更可惡的是,程思寞看到他襯衫的顏色,竟然還一臉嫌棄地抱怨,「羅明漢,你不適合穿湖水藍的衣服啊!幹嘛那麼糟踏顏色啊?」

「程思寞,妳的沙發就可以是湖水藍,妳怎麼都不覺得糟蹋天地良心啊?」

「湖水藍是我專屬的,我不准你的身上再出現我專屬的顏色。」

面對程思寞的嬌蠻和霸道,羅明漢氣得牙癢癢,直跺腳。

這女人,簡直不可理喻到無以復加的地步。還真以為他想要穿這女人的「專屬」色嗎?他還不是不得已。

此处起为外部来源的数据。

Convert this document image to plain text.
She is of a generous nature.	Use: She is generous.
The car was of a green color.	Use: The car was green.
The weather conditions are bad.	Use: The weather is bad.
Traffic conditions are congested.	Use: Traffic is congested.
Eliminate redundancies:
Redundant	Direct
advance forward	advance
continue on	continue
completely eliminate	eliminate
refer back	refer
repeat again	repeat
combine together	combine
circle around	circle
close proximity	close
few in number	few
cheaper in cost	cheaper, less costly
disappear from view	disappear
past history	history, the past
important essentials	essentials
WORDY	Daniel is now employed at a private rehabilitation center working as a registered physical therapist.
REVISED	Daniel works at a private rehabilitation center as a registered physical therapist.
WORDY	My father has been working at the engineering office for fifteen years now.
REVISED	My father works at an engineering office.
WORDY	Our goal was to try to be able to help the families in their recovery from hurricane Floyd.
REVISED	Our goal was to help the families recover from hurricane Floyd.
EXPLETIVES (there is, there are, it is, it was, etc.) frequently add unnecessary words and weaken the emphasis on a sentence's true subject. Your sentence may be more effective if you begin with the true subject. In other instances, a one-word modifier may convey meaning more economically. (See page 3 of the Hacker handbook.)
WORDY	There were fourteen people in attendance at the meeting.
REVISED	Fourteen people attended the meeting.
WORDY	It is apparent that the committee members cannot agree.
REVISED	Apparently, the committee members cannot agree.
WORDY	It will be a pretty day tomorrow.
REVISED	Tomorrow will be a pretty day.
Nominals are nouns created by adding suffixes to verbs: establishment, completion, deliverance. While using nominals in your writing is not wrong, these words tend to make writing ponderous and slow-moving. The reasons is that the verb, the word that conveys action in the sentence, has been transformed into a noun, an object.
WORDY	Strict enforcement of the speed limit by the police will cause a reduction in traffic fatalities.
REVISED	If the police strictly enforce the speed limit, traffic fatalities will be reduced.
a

因為,不要說自己的衣櫥打開幾乎清一色都是介於淡灰和墨藍的湖水色,就連他的床頭和床單也都以湖水藍為主調。

難不成要他回去全部換掉?

不。

這最大的錯誤就是,他千不該萬不該答應程思寞的要求,導致自己又莫名其妙地被人奚落一頓。

羅明漢繃著僵硬的姿勢,板著黑臉別過頭去。突然,一股桂花淡雅的清香衝上鼻息,他警覺地轉過頭去。

一張柔和紅潤的面頰落進他恍惚的視線裡,幾乎貼在他的鼻梁前。

女人輕柔的氣息微吐在自己的鼻腔上端。明亮的眼神,像是鎖定了獵物般,朝下直盯著羅明漢的嘴唇。